Time Warner said it officially changed the name for its Internet service and portal, saying America Online will now be known by its longtime nickname, AOL.
The America Online moniker is being retired after some 15 years, during which time it became synonymous with Internet access for millions of people. Time Warner noted that people have been using the shorthand to refer to the service for some time.
“Our new corporate identity better reflects our expanded mission — to make everyone’s online experience better,” said Jon Miller, Chairman and CEO of AOL. “Plus, consumers in the U.S. and around the world already know us by our initials.”
Along with the name change, AOL said it was changing its legal structure from a corporation to a limited liability company, or LLC. That move enables Time Warner to limit its exposure to liability should the subsidiary be the subject of lawsuits.
It also unveiled a new logo, setting aside the America Online “running man” for a triangular logo.
The passing of the America Online name ends a long and varied chapter in the history of the Internet in the U.S., one that began long before the dot-com boom, rose to prominence through the merger with Time Warner, fell on hard times when it failed to embrace broadband access soon enough and more recently has staged an impressive comeback as an open-to-everyone portal.
The America Online name came about as a result of an employee naming contest staged in 1991 when the company was known as Quantum Computer Services, Inc., the name it bore since its founding in 1985.
Taking the “America” out of its name makes sense for a company that has global reach and for other reasons, including the company’s push into mobile Web access, where the three-character domain name is a benefit.
In fact, the announcement of the name change came as AOL was launching an upgraded mobile browsing service that would convert Web pages to a mobile-device friendly format and simplify the process of searching for Internet-based information on the go.

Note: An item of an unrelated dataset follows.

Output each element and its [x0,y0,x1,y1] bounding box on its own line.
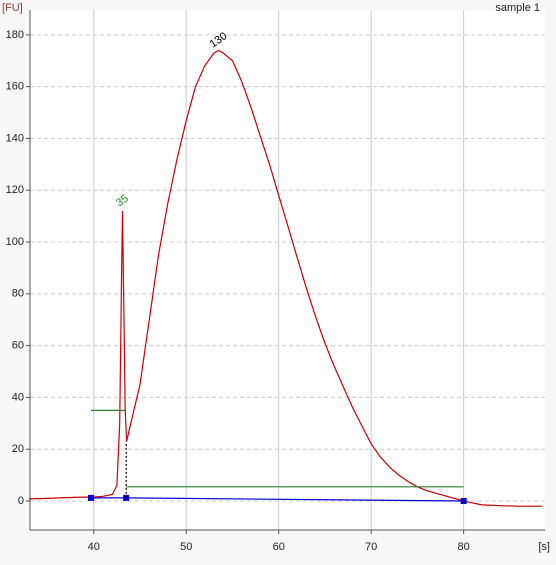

While AOL said the name change would help reflect the new range of services that it offers to Web users, ditching the name is also a way to break with the past, including the long slide in membership that AOL has suffered, shedding nearly 30 percent of its subscribers since mid-2002.
It also gives AOL a chance to move away from America Online’s oft-criticized marketing habits, most notably its practice of sending millions of CDs loaded with AOL service and software. The company sent an estimated 660 million discs to U.S. households during its direct mail campaign.
New World Order
The name change caps a massive makeover for the Internet service turned portal, one that has seen it shed its walled-in approach where services were available only to paying subscribers to a free-for-all portal.
That transformation came at a fortuitous time, as Internet advertising has hit a growth spurt. AOL has benefited directly — recently signing major advertisers for its new online TV channel, where Time Warner content is available for download — and indirectly, through its recently consummated partnership with Google.
AOL is well-equipped to be a major factor in the evolving portal race, Forrester analyst Charlene Li told the E-Commerce Times. It will give Yahoo and MSN a run for its money by leveraging its strong brand and its ties to Time Warner, with its wealth of video and other content, she added.
“AOL is already the comeback kids of the Internet space and they are positioned to be a factor,” Li said. “With their content and advertising partnership possibilities with Time Warner, they could be a formidable force.”